The light is so clean here, its pure iridescence surrounds me, penetrates me.  Everything I see and touch is bathed and seeded in this light.  It’s delicate, radiant rhythm excites me; forcing me to feel more alive than I ever had before.

This new world is full of color, some I have never seen and cannot describe or reference.  This starry world overflows with radiant hues that pop and dance with the wildest expression.  Colors so dazzling that when touched, tasted or simply adored, compel me to experience profound emotions.  Their shades communicate truthful qualities and these qualities are expressed perfectly in color.  Mother, you would be thrilled to create from such a superior pallet; your astonished eyes witness to brush strokes bursting with high spirited freedom.  The opportunities here are endless.  I can see all things from all sides, simultaneously.  Distance no longer reduces objects or makes them appear as though they are moving at a slower speed.  This is a phenomenon known in Death as parallax.  It is a lot to absorb and I am overwhelmed and mystified by its freshness, but there is much to learn in death and I have just begun my journey.

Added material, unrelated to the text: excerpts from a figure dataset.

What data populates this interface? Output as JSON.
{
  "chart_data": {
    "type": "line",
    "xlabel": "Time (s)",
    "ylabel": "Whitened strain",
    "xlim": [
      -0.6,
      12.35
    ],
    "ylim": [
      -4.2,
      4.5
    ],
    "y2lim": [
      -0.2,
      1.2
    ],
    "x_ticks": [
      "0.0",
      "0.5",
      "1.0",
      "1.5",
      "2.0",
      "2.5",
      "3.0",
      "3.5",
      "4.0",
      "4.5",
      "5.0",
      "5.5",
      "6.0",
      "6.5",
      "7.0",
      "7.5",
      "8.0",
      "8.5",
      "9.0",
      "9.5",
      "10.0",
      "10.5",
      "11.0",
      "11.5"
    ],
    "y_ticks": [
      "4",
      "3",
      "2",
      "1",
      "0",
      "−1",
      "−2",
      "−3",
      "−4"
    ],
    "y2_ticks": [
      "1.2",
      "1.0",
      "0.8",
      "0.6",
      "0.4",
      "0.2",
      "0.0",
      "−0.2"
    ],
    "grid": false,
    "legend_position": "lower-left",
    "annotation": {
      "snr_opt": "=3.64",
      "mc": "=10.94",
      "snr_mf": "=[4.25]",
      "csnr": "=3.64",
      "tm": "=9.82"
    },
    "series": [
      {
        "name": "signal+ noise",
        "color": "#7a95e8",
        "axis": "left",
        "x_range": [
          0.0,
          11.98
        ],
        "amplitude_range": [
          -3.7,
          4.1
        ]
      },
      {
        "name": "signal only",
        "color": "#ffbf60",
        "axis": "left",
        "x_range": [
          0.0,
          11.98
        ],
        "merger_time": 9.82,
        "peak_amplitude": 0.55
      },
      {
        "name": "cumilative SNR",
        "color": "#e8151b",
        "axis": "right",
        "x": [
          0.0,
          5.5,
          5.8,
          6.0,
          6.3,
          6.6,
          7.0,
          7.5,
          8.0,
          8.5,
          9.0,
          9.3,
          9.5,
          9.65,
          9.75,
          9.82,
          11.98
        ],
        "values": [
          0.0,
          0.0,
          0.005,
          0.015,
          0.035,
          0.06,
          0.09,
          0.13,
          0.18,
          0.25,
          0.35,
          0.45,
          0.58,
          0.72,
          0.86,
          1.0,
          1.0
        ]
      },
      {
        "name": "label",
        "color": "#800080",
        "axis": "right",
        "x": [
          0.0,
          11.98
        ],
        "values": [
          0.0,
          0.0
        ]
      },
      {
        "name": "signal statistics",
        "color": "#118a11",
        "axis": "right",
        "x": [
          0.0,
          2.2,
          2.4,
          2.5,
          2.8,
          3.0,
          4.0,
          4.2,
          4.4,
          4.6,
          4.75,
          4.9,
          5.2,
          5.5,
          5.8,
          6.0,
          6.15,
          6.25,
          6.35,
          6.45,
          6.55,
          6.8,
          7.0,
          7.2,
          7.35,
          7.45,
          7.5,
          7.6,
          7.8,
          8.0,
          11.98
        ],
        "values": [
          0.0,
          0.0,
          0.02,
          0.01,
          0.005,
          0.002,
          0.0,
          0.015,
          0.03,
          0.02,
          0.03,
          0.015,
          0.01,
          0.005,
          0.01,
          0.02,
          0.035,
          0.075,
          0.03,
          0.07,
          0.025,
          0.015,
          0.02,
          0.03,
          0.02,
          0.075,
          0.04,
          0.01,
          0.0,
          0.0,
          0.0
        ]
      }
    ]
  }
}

I lay in fresh shade from tall, golden stocks of smooth flowing wheat; their sway quickened by the afternoon breeze. The sky is a crisp, searing blue and from a distance I can smell my childhood favorite, butter sweet cookies.  The aroma comforts me and I allow myself to breath in the simplicity of the moment.  Deep, open mouth inhalations bring the flavor of lightly sprinkled, virgin white sugar to the tip of my salivating tongue.  Clutching my teeth, I am delighted by the familiar crunch of a thinly rolled Santa shaped cookie; the edges burnt a velvety, subtle brown. 

I awake to my mothers’ desperate call, channeling me from death as she did from birth.  There she sits, my open urn resting on her lap.  Her prayer and pain is intense, her tears are heavy, spewing from her cheeks into my ash.  Without warning, she picks a small gray bone from my remains, and impulsively puts it inside her mouth.  Not only do I see this, but Mark, her husband, is also witness.  With a look that longs for approval, she swallows hard. “I need a piece of him inside me,” she cries.  He understands, we both understand. 

I am grateful to learn that the bond shared between mother and child is truly eternal.  She will tell the world that I have lived, remind them all of the good I had inside.  She will read my stories, my poems, and my scatterings of notes; out loud.  She will find a way to make them listen.  She will defend me, and continue to remember me, tenderly, all the days of her life.  And for this I have hope.